New Delhi: This is like a Sidney Sheldon potboiler. Accusations of wrongdoing and favouritism by officials in the civil aviation ministry in unceremoniously removing Director General of Civil Aviation (DGCA) EK Bharat Bhushan are falling a bit flat in the light of more information.
His removal on Tuesday sparked rumours in the media that it may be linked to the action he was proposing to take against Kingfisher Airlines.
Top ministry sources told Firstpost this afternoon that Bhushan actually lobbied for an extension of his term with the Cabinet Secretariat despite Civil Aviation Minister Ajit Singh’s recommendation, pending for the last two months, that there should be a full-time DGCA. The Cabinet Secretariat and the Appointments Committee of Cabinet (ACC) appear to have shown a lot of procedural laxity in allowing the situation to reach a flashpoint before Bhushan was removed. The ACC comprises the PM, the Home Minister and the minister concerned – in this case Ajit Singh.
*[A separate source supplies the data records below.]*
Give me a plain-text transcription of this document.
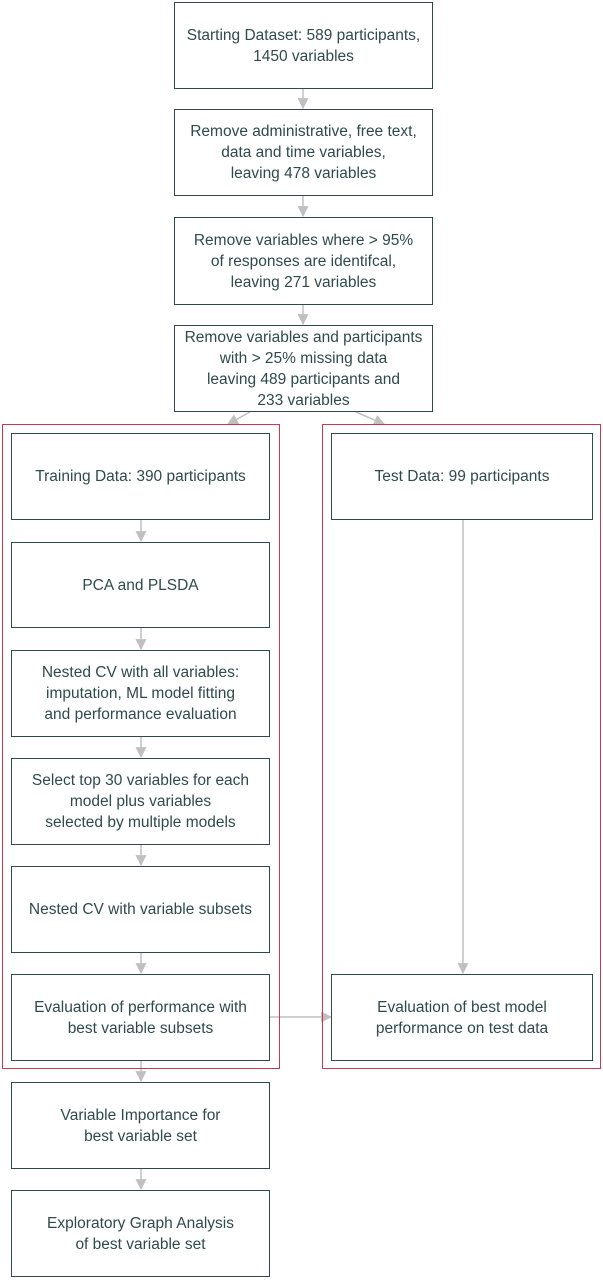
Starting Dataset: 589 participants,
1450 variables
Remove administrative, free text,
data and time variables,
leaving 478 variables
Remove variables where > 95%
of responses are identifcal,
leaving 271 variables
Remove variables and participants
with > 25% missing data
leaving 489 participants and
233 variables
Training Data: 390 participants	Test Data: 99 participants
PCA and PLSDA
Nested CV with all variables:
imputation, ML model fitting
and performance evaluation
Select top 30 variables for each
model plus variables
selected by multiple models
Nested CV with variable subsets
Evaluation of performance with
best variable subsets
Evaluation of best model
performance on test data
Variable Importance for
best variable set
Exploratory Graph Analysis
of best variable set
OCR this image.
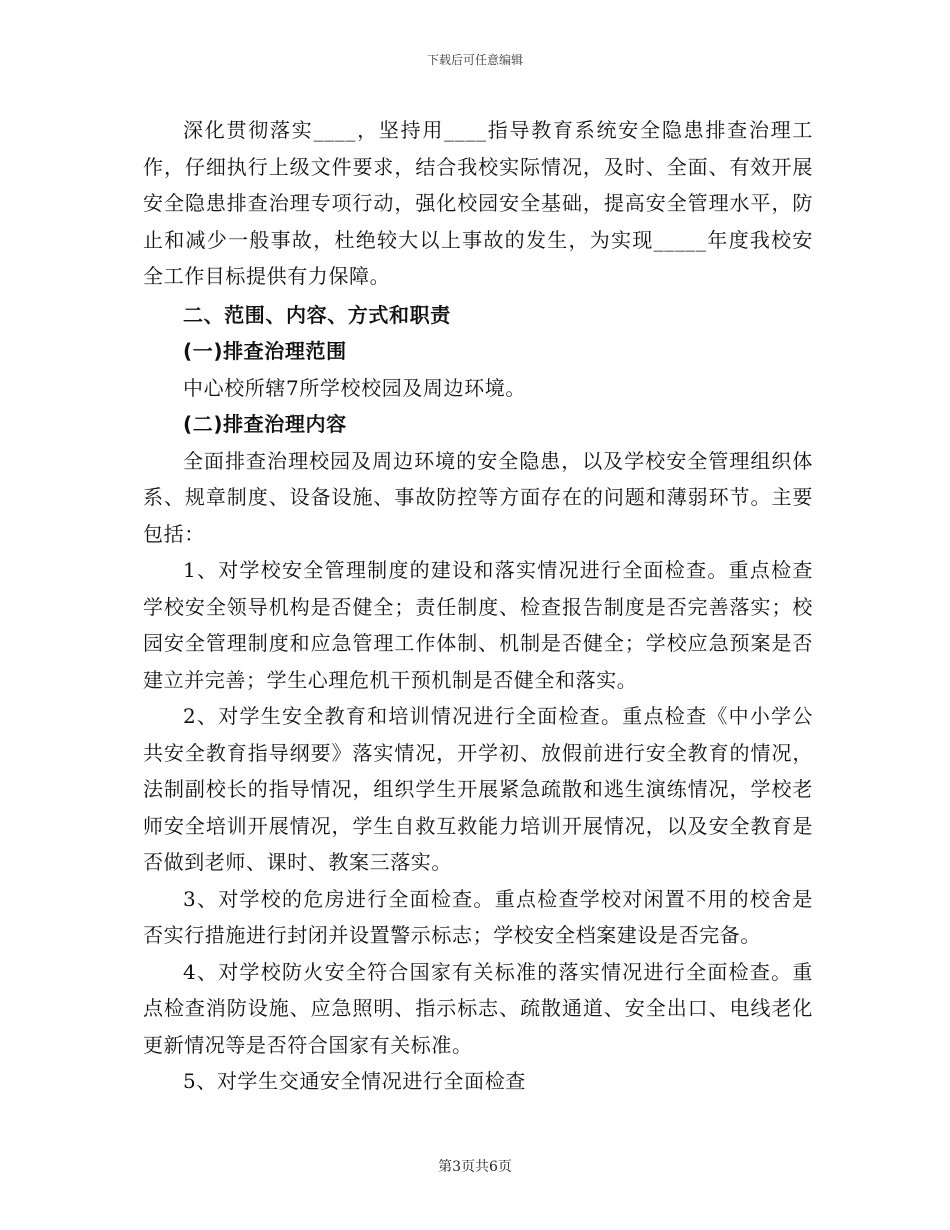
下载后可任意编辑

深化贯彻落实____，坚持用____指导教育系统安全隐患排查治理工作，仔细执行上级文件要求，结合我校实际情况，及时、全面、有效开展安全隐患排查治理专项行动，强化校园安全基础，提高安全管理水平，防止和减少一般事故，杜绝较大以上事故的发生，为实现_____年度我校安全工作目标提供有力保障。

二、范围、内容、方式和职责

(一)排查治理范围

中心校所辖7所学校校园及周边环境。

(二)排查治理内容

全面排查治理校园及周边环境的安全隐患，以及学校安全管理组织体系、规章制度、设备设施、事故防控等方面存在的问题和薄弱环节。主要包括：

1、对学校安全管理制度的建设和落实情况进行全面检查。重点检查学校安全领导机构是否健全；责任制度、检查报告制度是否完善落实；校园安全管理制度和应急管理工作体制、机制是否健全；学校应急预案是否建立并完善；学生心理危机干预机制是否健全和落实。

2、对学生安全教育和培训情况进行全面检查。重点检查《中小学公共安全教育指导纲要》落实情况，开学初、放假前进行安全教育的情况，法制副校长的指导情况，组织学生开展紧急疏散和逃生演练情况，学校老师安全培训开展情况，学生自救互救能力培训开展情况，以及安全教育是否做到老师、课时、教案三落实。

3、对学校的危房进行全面检查。重点检查学校对闲置不用的校舍是否实行措施进行封闭并设置警示标志；学校安全档案建设是否完备。

4、对学校防火安全符合国家有关标准的落实情况进行全面检查。重点检查消防设施、应急照明、指示标志、疏散通道、安全出口、电线老化更新情况等是否符合国家有关标准。

5、对学生交通安全情况进行全面检查

第3页共6页
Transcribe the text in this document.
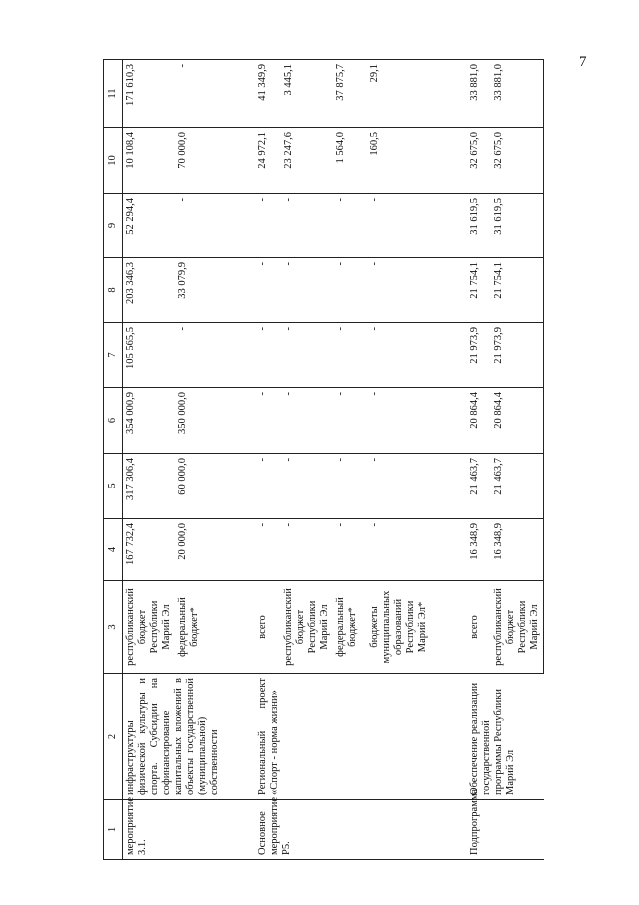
7
1	2	3	4	5	6	7	8	9	10	11
мероприятие 3.1.	инфраструктуры физической культуры и спорта. Субсидии на софинансирование капитальных вложений в объекты государственной (муниципальной) собственности	республиканский бюджет Республики Марий Эл	167 732,4	317 306,4	354 000,9	105 565,5	203 346,3	52 294,4	10 108,4	171 610,3
		федеральный бюджет*	20 000,0	60 000,0	350 000,0	-	33 079,9	-	70 000,0	-
Основное мероприятие Р5.	Региональный проект «Спорт - норма жизни»	всего	-	-	-	-	-	-	24 972,1	41 349,9
		республиканский бюджет Республики Марий Эл	-	-	-	-	-	-	23 247,6	3 445,1
		федеральный бюджет*	-	-	-	-	-	-	1 564,0	37 875,7
		бюджеты муниципальных образований Республики Марий Эл*	-	-	-	-	-	-	160,5	29,1
Подпрограмма	Обеспечение реализации государственной программы Республики Марий Эл	всего	16 348,9	21 463,7	20 864,4	21 973,9	21 754,1	31 619,5	32 675,0	33 881,0
		республиканский бюджет Республики Марий Эл	16 348,9	21 463,7	20 864,4	21 973,9	21 754,1	31 619,5	32 675,0	33 881,0
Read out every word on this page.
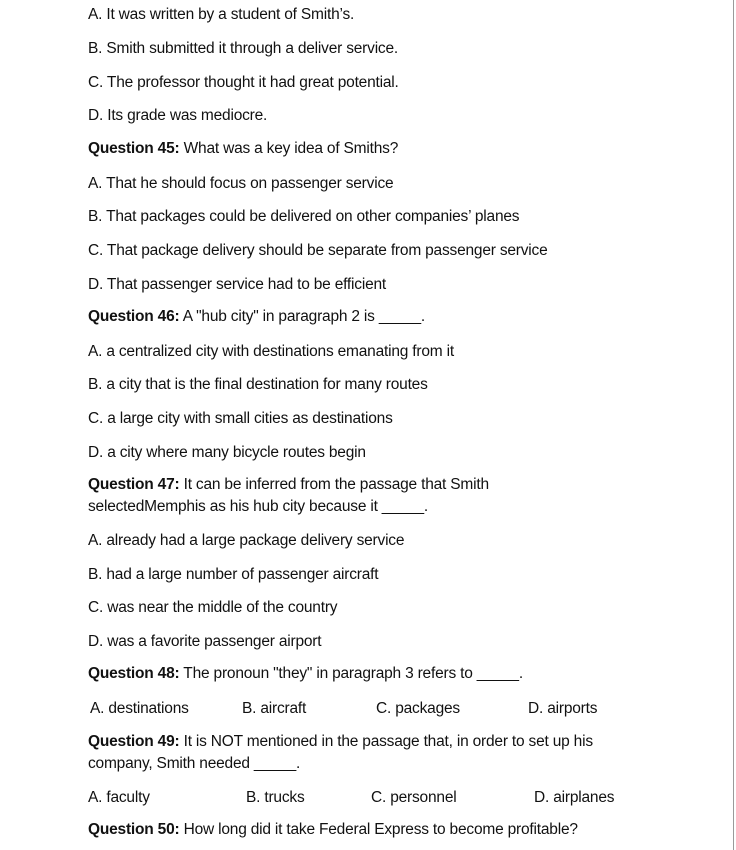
A. It was written by a student of Smith’s.
B. Smith submitted it through a deliver service.
C. The professor thought it had great potential.
D. Its grade was mediocre.
Question 45: What was a key idea of Smiths?
A. That he should focus on passenger service
B. That packages could be delivered on other companies’ planes
C. That package delivery should be separate from passenger service
D. That passenger service had to be efficient
Question 46: A "hub city" in paragraph 2 is _____.
A. a centralized city with destinations emanating from it
B. a city that is the final destination for many routes
C. a large city with small cities as destinations
D. a city where many bicycle routes begin
Question 47: It can be inferred from the passage that Smith
selectedMemphis as his hub city because it _____.
A. already had a large package delivery service
B. had a large number of passenger aircraft
C. was near the middle of the country
D. was a favorite passenger airport
Question 48: The pronoun "they" in paragraph 3 refers to _____.
A. destinations	B. aircraft	C. packages	D. airports
Question 49: It is NOT mentioned in the passage that, in order to set up his
company, Smith needed _____.
A. faculty	B. trucks	C. personnel	D. airplanes
Question 50: How long did it take Federal Express to become profitable?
“Bhushan’s removal has nothing to do with any action he was planning to take on either Kingfisher Airlines or Air India. If he was planning to act against them, where are his reports on either airline? He was removed because we have already zeroed in on a new DGCA and his appointment is pending approval of the Prime Minister and the Home Minister. No wrongdoing has happened in this matter,” these sources asserted.
They said even if Bhushan had prepared a preliminary report on either airline, these will not be junked and the new DGCA will certainly look into the matter. These sources emphasised that no DGCA report on Kingfisher’s financial situation or safety issues had been submitted to the ministry in the last four to five weeks.
The Bhushan saga began on 1 December 2011 when the then Civil Aviation Minister Vayalar Ravi wrote to the ACC for a six-month extension for Bhushan. By 18 December, regime change had brought in current incumbent Ajit Singh as minister. Sources said protocol and past precedent demanded that the file containing Ravi’s recommendation for extension of Bhushan’s tenure be returned to Singh for approval.
“But this was never done. And no official confirmation of an extension was received either. Anyhow, the extended term got over on 31 May by when the minister had already recommended that Arun Misra be appointed as the next DGCA,” the sources said.
They alleged that while the ACC sat on this decision, Bhushan quietly worked the Malayali lobby in the Prime Minister’s Office (PMO) and got himself another six-month extension without taking the minister into confidence.
“This mess has happened because of lapses in the Cabinet Secretariat, not because we wanted to remove Bhushan unceremoniously. Our recommendation has been with the ACC for the last two months. You should ask them why no action was taken,” said the sources.
So what now? Ajit Singh has already written to the Prime Minister explaining the situation and asking him to expedite the appointment of Arun Misra. Also, Aviation Secretary SN Zaidi has also written to the Cabinet Secretary on much the same lines. In the interim, a joint secretary in the ministry, Prashan N Sukul, has taken charge of the aviation regulator.
But the high drama over Bhushan since Tuesday certainly doesn’t explain the lack of any concrete action, at least on the Kingfisher Airlines’ front, where more pilots are planning to stop work for non-payment of salaries and this means the airline’s published schedule will not be followed. What do the ministry and the interim DGCA Sukul plan to do about this?
The DGCA’s office is in-charge of regulatory issues pertaining to aviation safety, efficiency, and continuity of air transport, including the formulation of the air law framework.